C'était une préoccupation très raisonnable, si bien que Svadilfari s'était empressé de fournir à sa seconde épouse un livre de recettes pour festins diplomatiques entre les mondes d'Yggdrasil – entre les goûts personnels, les interdits philosophiques et diverses nécessités nutritionnelles biologiques selon l'espèce, le métier de traiteur intergalactique ne laissait aucune place à l'erreur.

Pour leur part, les enfants s'étaient occupés de montrer à leurs invités comment on faisait pour se laver les mains avant de manger. C'étaient des Midgardiens, après tout, ces gens-là ne savaient pas ce que c'était que d'être propre. Il y a cinq cents ans à peine, ils dormaient dans la même pièce que leurs vaches et leurs chiens !

Loptr s'était excusé sous prétexte de préparer la salle à manger (mensonge éhonté, Svadilfari voit comme le nez au milieu de la figure que sa troisième épouse a besoin de quoi écrire et d'un coin tranquille pour rédiger ses pensées regardant l'amulette du forgeron mortel), ce qui laissait le champ libre à Tamamo pour interroger le seigneur et maître des lieux.

« Après Jotunheim, ne me dis pas que tu penses à ouvrir des relations économiques avec Midgard ? Ils n'ont rien à offrir que des esclaves ! »

Remarque assez dérogatoire, mais pendant des millénaires, la Terre du Milieu n'avait eu pour avantage que son incontrôlable fécondité, lui permettant de conserver une populace plus ou moins constante malgré d'incessantes incursions des dimensions adjacentes et des êtres extranormaux. Ce qui en faisait naturellement une cible de choix pour qui recherchait de la main d'œuvre abondante et souvent pas difficile à dresser.

Svadilfari balaya aisément cette suggestion.
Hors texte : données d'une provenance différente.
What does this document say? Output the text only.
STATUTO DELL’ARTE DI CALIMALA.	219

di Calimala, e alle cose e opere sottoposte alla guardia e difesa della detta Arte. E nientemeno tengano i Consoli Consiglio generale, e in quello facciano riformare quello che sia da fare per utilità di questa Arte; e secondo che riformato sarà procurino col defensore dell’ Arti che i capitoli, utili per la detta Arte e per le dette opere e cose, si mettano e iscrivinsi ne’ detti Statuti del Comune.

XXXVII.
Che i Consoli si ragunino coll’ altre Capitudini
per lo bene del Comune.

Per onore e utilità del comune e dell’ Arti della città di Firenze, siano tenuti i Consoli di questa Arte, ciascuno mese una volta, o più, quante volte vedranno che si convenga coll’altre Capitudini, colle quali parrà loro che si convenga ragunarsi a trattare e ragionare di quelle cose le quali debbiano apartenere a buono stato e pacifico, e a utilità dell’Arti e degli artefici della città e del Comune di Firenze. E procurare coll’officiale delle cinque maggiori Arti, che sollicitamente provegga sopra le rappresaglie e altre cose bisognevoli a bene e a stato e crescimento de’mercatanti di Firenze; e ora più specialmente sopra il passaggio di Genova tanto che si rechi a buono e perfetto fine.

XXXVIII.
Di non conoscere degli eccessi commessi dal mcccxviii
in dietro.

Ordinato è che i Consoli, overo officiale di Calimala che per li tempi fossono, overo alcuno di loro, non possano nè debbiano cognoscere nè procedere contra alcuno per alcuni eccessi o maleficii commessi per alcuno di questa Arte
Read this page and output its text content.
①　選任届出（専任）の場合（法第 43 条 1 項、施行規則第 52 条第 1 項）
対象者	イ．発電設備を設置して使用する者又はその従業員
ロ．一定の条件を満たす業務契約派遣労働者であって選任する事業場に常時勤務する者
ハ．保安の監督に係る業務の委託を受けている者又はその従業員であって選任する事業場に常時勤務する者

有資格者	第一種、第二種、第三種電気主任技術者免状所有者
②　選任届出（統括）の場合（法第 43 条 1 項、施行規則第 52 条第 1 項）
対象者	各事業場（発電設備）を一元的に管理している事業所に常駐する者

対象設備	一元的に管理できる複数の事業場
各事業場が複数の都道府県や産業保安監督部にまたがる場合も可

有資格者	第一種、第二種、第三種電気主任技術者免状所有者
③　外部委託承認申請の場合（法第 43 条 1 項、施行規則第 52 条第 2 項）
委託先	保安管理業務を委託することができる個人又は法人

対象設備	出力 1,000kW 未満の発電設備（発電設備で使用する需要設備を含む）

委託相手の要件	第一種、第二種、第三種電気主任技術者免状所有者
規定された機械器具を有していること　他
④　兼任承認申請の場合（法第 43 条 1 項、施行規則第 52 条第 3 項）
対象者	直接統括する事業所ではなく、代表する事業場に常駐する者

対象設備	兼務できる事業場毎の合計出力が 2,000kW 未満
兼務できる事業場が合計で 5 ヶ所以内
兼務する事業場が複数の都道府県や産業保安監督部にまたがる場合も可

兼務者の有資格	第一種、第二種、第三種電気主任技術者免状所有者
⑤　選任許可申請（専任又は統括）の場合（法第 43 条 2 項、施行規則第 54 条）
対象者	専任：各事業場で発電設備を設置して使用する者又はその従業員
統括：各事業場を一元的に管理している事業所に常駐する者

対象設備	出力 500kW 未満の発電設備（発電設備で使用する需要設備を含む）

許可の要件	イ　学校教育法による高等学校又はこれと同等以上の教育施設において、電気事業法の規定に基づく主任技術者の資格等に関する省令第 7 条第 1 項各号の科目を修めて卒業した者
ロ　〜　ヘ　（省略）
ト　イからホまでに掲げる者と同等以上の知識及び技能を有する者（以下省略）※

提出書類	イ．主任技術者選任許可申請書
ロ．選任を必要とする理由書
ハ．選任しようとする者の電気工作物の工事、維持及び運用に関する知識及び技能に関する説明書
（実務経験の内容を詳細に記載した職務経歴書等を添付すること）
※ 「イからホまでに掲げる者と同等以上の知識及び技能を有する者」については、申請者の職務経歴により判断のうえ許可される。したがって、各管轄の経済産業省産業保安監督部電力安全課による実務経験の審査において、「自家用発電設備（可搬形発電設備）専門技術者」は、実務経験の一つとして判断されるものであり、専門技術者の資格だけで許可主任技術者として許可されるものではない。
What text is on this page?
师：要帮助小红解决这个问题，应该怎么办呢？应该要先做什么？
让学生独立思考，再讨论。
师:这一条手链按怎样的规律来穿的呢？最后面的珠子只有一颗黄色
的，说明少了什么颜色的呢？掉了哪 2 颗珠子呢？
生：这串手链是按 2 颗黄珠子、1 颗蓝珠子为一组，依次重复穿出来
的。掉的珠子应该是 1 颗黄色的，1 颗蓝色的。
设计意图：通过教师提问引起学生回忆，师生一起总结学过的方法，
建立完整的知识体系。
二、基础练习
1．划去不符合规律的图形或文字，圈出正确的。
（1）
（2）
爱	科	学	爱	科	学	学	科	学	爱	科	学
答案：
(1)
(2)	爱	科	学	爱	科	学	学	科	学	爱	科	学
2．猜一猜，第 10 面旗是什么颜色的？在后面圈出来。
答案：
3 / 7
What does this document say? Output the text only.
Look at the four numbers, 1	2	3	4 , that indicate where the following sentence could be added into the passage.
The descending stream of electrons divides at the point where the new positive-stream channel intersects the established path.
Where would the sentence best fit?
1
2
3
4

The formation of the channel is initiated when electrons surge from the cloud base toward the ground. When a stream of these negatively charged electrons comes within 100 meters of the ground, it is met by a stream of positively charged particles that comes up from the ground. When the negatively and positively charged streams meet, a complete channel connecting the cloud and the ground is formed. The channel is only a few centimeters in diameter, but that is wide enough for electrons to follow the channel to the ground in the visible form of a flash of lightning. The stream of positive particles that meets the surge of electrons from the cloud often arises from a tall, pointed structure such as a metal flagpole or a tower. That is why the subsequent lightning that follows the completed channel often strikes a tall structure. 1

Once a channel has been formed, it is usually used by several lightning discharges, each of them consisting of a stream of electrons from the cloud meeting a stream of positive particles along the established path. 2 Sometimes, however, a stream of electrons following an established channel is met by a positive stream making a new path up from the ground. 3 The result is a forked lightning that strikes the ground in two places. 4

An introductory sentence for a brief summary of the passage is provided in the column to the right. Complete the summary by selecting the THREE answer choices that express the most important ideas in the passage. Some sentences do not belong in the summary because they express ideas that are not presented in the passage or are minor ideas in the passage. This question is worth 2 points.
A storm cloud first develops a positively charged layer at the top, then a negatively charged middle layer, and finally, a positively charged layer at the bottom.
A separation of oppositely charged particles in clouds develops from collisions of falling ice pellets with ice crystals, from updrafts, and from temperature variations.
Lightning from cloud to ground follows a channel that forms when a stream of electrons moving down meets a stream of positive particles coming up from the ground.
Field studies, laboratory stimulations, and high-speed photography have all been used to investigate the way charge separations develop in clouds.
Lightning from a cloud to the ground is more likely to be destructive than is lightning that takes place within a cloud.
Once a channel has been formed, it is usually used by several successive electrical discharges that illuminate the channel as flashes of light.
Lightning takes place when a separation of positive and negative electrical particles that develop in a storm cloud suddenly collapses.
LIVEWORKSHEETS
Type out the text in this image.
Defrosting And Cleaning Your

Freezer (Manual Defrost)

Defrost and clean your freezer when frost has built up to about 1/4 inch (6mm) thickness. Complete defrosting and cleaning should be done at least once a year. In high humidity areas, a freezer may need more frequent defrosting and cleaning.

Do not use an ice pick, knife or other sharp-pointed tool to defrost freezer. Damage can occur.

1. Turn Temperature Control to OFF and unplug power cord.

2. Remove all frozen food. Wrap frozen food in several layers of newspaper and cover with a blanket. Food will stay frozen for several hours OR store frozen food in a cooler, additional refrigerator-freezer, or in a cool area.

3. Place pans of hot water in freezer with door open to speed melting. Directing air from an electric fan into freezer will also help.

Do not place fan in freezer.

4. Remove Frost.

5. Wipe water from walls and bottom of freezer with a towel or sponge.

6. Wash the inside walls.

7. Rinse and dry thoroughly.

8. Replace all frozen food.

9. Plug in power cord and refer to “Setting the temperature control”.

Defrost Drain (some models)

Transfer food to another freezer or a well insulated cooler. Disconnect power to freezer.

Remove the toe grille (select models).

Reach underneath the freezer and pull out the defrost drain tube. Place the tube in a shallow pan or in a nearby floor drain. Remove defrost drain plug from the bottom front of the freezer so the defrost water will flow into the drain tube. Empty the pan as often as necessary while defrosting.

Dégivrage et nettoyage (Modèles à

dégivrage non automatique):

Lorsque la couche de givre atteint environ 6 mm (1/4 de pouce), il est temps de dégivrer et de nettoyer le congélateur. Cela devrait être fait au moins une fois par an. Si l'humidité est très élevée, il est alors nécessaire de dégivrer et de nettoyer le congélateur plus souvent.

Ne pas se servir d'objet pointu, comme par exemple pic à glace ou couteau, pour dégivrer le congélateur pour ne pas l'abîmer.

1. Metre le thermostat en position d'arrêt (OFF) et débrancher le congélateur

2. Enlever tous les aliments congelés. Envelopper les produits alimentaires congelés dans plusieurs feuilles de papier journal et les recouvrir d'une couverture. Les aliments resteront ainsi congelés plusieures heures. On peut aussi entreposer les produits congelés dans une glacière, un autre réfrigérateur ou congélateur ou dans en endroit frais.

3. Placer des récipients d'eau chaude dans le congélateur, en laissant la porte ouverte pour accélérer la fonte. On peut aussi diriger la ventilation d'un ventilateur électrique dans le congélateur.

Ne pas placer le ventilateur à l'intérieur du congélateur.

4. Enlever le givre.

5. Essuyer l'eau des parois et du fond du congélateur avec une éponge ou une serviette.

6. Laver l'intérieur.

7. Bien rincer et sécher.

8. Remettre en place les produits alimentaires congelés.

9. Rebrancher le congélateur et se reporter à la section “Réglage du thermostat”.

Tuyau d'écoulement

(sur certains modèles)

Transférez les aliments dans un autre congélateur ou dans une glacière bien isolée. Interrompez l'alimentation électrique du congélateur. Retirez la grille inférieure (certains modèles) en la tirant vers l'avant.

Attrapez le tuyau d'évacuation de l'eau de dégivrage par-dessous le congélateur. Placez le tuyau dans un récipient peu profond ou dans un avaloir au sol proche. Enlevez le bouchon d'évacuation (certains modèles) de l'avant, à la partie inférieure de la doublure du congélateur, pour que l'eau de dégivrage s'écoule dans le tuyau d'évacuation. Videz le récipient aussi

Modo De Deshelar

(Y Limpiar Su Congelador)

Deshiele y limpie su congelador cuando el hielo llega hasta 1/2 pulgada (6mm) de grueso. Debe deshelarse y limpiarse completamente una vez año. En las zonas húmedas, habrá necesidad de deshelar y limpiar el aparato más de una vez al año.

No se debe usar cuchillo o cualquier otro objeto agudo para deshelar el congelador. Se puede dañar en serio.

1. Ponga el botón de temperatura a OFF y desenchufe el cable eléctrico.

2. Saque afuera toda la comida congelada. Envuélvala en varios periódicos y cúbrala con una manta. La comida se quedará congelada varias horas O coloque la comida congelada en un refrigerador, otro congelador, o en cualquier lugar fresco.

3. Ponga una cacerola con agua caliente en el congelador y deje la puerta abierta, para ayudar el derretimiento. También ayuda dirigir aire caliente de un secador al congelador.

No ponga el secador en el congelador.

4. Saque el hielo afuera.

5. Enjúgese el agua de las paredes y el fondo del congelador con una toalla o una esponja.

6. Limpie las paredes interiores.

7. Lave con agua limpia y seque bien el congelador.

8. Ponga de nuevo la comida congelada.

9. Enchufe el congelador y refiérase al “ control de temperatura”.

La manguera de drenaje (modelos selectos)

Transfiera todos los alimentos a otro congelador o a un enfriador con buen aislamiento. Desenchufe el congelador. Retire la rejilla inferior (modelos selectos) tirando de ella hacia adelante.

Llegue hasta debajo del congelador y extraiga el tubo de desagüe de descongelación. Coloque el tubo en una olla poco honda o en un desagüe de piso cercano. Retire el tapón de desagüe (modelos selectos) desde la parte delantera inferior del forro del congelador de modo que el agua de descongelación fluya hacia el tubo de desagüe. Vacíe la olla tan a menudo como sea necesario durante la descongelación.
« J'ai ma dignité, je te rappelle. J'aimerais juste apprendre les dernières nouvelles – si les Chitauri ont pu envahir un des mondes d'Yggdrasil, rien n'empêche quelqu'un d'autre de lancer une incursion contre nous, tu ne crois pas ? »

Tamamo pinça les lèvres, mais ne protesta pas. Après le cauchemar des Incursions de Muspellheim, tout elfe voudrait naturellement savoir s'il existait le moindre risque que ça recommence.

Et tout aussi naturellement prendrait des mesures pour l'éviter.